Провинциал. Рассказы и повести - страница 23



Поздравляли в том кабаке новоиспечённого деда, кричали виват! кричали ура! Родились у приятеля то ли два внука, то ли две внучки сразу. Грохнуло шампанское, полетели брызги. И не сразу заметили отсутствие Эда.

Эд отлучился на пол.

Лежал навзничь. Вытянулся в струнку, как на посту номер один. Иссиня выбритый зоб уже заплывал чёрным…

Патологоанатом извлёк из глотки покойного пробку от шампанского, которую тот вдохнул, вероятно, при крике. Судя по глубине её проникновения, вздох был глубоким, протяжным, что не присуще для краткого виват, а присуще для более долгого российского войскового ура-а-а!

На похороны Элла не успела, да никто и не ждал. А ведь всё же жена. Раз жили вместе, значит, жена, но родня покойного с тевтонским остервенением доказывала, что Элла чужой для Эда человек, пройдоха, ибо печати о регистрации брака в её паспорте нет.
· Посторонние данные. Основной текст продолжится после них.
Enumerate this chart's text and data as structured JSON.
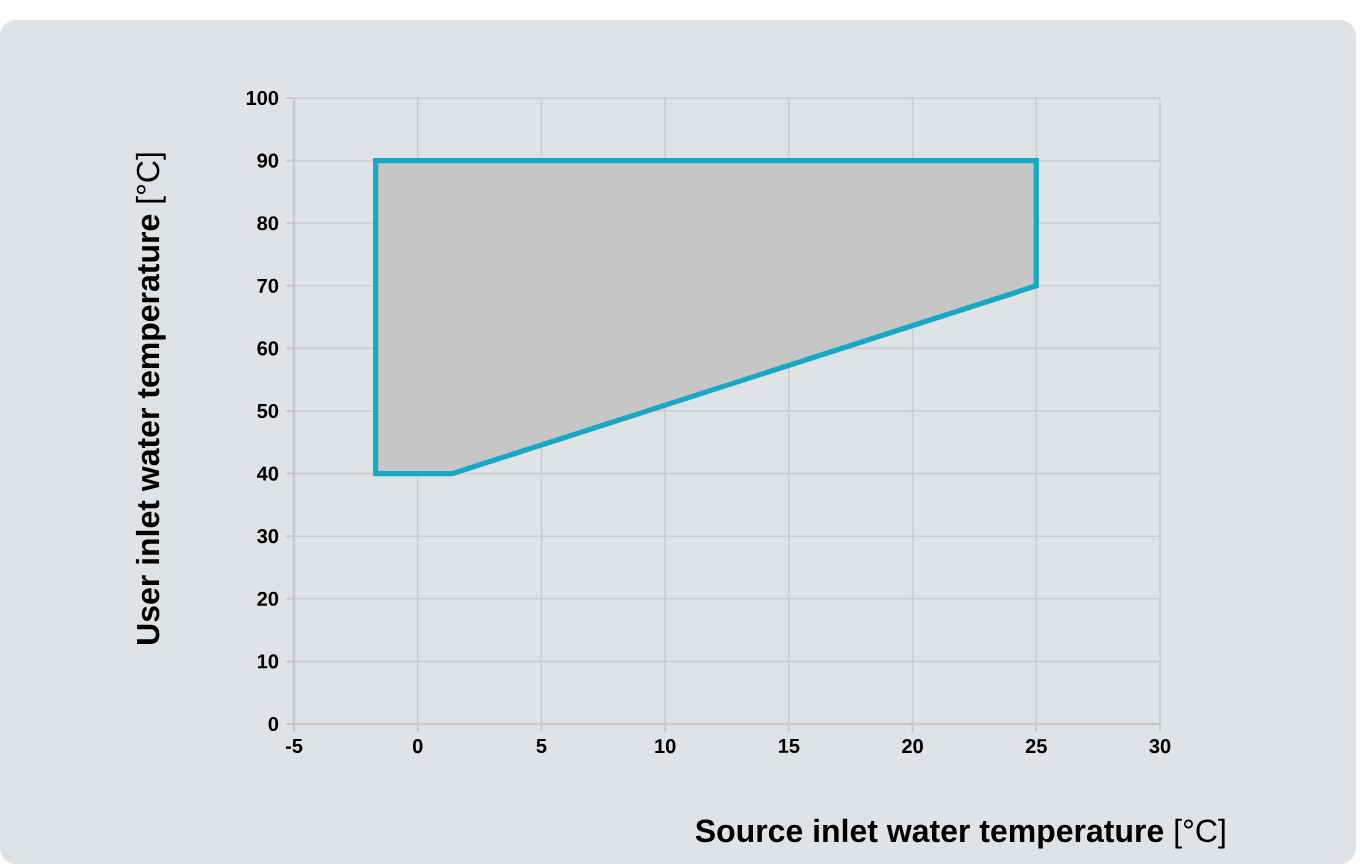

А они все кровная родня Эду: сёстры и братья, дочки и сыновья, племянники и племянницы. Да и денег у Эда не было никаких…

4

Так и отдалась Люлину вся, с такою судьбой, с сараем, забором, коровой Клавой, а главное – с редкой северной красотой!

Ведь даже взять её колени – такие колени только у греческих статуй в музеях! Художник голубой кистью на её бёдрах венчики рисовал, под самую тугость трусиков выводил, обозначил кровь, пульсирующую к чреслам. И ведь не поймёшь, где кончаются у Эллы ноги и начинается задница – одна фигурная линия! От плечика до пяты, как на эскизах Модильяни. Не то что у других: вот ноги, а вот к ним два мяча – и это есть задница! А ещё существуют костлявые бабы, это на подиумах, ворона с сыром между ляжками пролетит. Лопатки торчат, хорошие скребки для отдирки шкур…

А сиреневые глаза Эллы?.. Ах, баба, с чудным нерусским именем! Будто сама с этими цветочными глазами пришла из Балтики, с родины эстов! Где ветер морской навсегда распушил ей до плеч сероватые, паклевидные волосы!

И родятся же такие, ни к месту красивые, ни к месту умелые! Элла устроилась кассиром на местной железнодорожной станции. Быстро привыкла к нужде, к деревенской жизни. Говор тутошний освоила, речь вела то с ханжеской растяжкой, то с крестьянским скороговорным шепотком, обучилась доению коровы, огороду, соленьям, полуязыческим молитвам и траволеченью.

А Люлин гоголем ходил! Надсмехался над миром. Кинув кепку на кол прясла, чтоб та завертелась, закуривал, присевши и щербато лыбясь. Под шепоток августа или сентября, да хоть и апреля-февраля-марта! Читал в небе, в облачках, как в пролетающих стаях лебедей, вольную «жисть». Конопатых жён соседей с толстыми поясницами и корявыми пальцами на ногах журил. Бил весело, не в глаз, а вскользь – по бровям, взлетающим птичками от бабского непониманья.

В полдень, сытый кислородом травным, духом земляным, входил в дом – поесть мясного. У окна, цедившего грешный свет в теремковую сумеречность, обнажал маленькую, как у девчонки, грудь Эллы. Целовал, будто загустевший ком мёда слизывал. И ниже пупка целовал, где кудряшки мелкие, как на голове консула. Чмокал громко, эстонцу – назло, с приветом-с!

Было ей тогда сорок два, а ему тридцать семь, весёлых.

С тех пор прошло семнадцать лет.

И понял Люлин, что счастлив был.

5

Как ни пила Элла про запас травяные отвары, как ни молилась Господу, как ни возил её Люлин по окружным церквам и монастырям, как ни кланялась она мощам всяким, целуя невпопад и рушники, и крестики, и стёкла над мослами; как ни святила дом росами из букетов, – однажды топнула ножкой на нечисть лохматую с текучими глазами – на пса бездомного, сунувшего нос за освящённое крыльцо, да так и поскользнулась, расколола копчик о бетонную грань ступени.